Most companies work with existing investments in technology, often dismissed as ‘legacy’. Finding ways to manage a software development lifecycle on existing systems effectively is a big ask.
To take an extreme example, the presence of WebSphere or a COBOL codebase alongside microservices makes the C-suite’s questions most often asked of development teams challenging to answer; How long? How safe? How much?
Software development lifecycles are definitely getting longer, and the companies managing what Google terms an ‘elite’ release cadence – once a day or more often – have all but disappeared in the last few years. Addressing the issues behind the slow-down will separate a company from its competitors’ slower time-to-market.
DevOps team leaders could easily point to a dozen or more solutions on the market that will automate software build cycles for increased speed, but the vast majority require a tear-down and retooling, not least for some of the extant systems. But the CloudBees toolset allows enterprise customers to capitalise on their IT investments that reach as far back as the early AS400 mainframe days.
Mr Pullen says his company’s approach is “embrace, don’t replace, we’ve got you covered.” Embrace and harmonise is the approach that’s practical, cost-effective and realistic.
Part of the problem in a slow iterative cycle is security. While some fastidious developers who write core code and libraries, pulled daily from repositories, supply software bills of materials (SBoMs), they are not in the majority. It’s contingent on application developers, therefore, to adopt rigorous security procedures in-house. The danger is that observing software governance and security might slow down app development further. Developers are not security experts by training, but, as Mr Pullen said, they can be guided.
He added: “There’s a danger of developers getting cognitive overload. Our users can inject policies into their pipelines [and/or] releases within CloudBees, so we provide ‘guard rails,’ like the ones [that] kids use at bowling alleys. Developers get into better habits in their code commits. We cover for developers like we cover for our children during their process of learning to bowl.”
While CloudBees’ initial offering was often described as just ‘Jenkins for the enterprise’, its Integrated Software Delivery Platform (ISDP) now comprises multiple interoperable solutions that cover CI, CD, Release Orchestration, DevOps Analytics, Service Catalog (e.g.

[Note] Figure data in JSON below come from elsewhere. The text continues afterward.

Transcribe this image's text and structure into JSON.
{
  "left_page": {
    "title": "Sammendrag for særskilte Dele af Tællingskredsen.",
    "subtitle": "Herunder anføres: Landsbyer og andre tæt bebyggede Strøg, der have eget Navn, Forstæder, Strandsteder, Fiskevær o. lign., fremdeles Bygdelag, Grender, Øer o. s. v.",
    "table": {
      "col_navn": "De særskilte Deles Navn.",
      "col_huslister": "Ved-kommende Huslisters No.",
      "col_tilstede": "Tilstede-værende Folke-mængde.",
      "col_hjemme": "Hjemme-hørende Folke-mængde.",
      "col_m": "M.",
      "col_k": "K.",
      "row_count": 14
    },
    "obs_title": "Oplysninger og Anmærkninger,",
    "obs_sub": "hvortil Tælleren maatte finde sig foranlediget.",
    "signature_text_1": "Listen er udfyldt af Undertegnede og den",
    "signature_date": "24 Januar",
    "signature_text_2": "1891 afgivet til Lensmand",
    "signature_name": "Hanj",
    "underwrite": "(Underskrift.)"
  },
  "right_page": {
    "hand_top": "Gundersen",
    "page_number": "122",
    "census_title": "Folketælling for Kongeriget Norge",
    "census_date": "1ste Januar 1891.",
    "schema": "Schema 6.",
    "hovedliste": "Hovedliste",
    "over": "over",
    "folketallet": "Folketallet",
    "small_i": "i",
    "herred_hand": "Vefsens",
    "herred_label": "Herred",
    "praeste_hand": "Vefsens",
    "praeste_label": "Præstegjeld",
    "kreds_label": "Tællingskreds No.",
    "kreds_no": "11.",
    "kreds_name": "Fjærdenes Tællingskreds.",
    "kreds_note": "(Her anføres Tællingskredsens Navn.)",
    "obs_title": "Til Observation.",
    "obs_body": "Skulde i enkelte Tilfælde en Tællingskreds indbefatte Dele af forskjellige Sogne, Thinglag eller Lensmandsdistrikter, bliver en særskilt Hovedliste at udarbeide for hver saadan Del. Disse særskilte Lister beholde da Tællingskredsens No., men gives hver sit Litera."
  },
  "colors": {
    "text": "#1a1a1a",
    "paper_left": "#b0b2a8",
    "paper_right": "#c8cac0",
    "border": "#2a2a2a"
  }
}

IDP), Feature Management, and Continuous Compliance.
You’ll find CloudBees in many companies that used or continue to use Jenkins, and it’s that platform’s shortcomings at scale that piqued the interest of developers whose workflows were impacted by so-called ‘Jenkinsteins’ – deployments that were once perfect for small teams but couldn’t cope effectively with multiple teams at enterprise scales. For example, CloudBees CI was the natural evolution for fintech Broadridge, which was keen to build on its existing skill base.
“We can take this engineering brilliance, all this creativity, this, in many cases, lifetime of knowledge and learning and just wrap it with a tool [CloudBees CI] that helps us to do that,” said Daniel Ritchie, Distinguished Engineer at Broadridge.
Other companies, many of them household names, use CloudBees’ Integrated Software Delivery Platform (IDSP) to ensure development and operations teams deliver projects on time, within budget and with security and software governance practices baked into their workflows. Those companies’ C-suites see the value produced by teams equipped with the CloudBees tools and the existing stack. Teams work with familiar technology and workflows, old and new, from PASCAL and waterfall to Node and Agile. They deliver software outcomes reliably, securely and on time.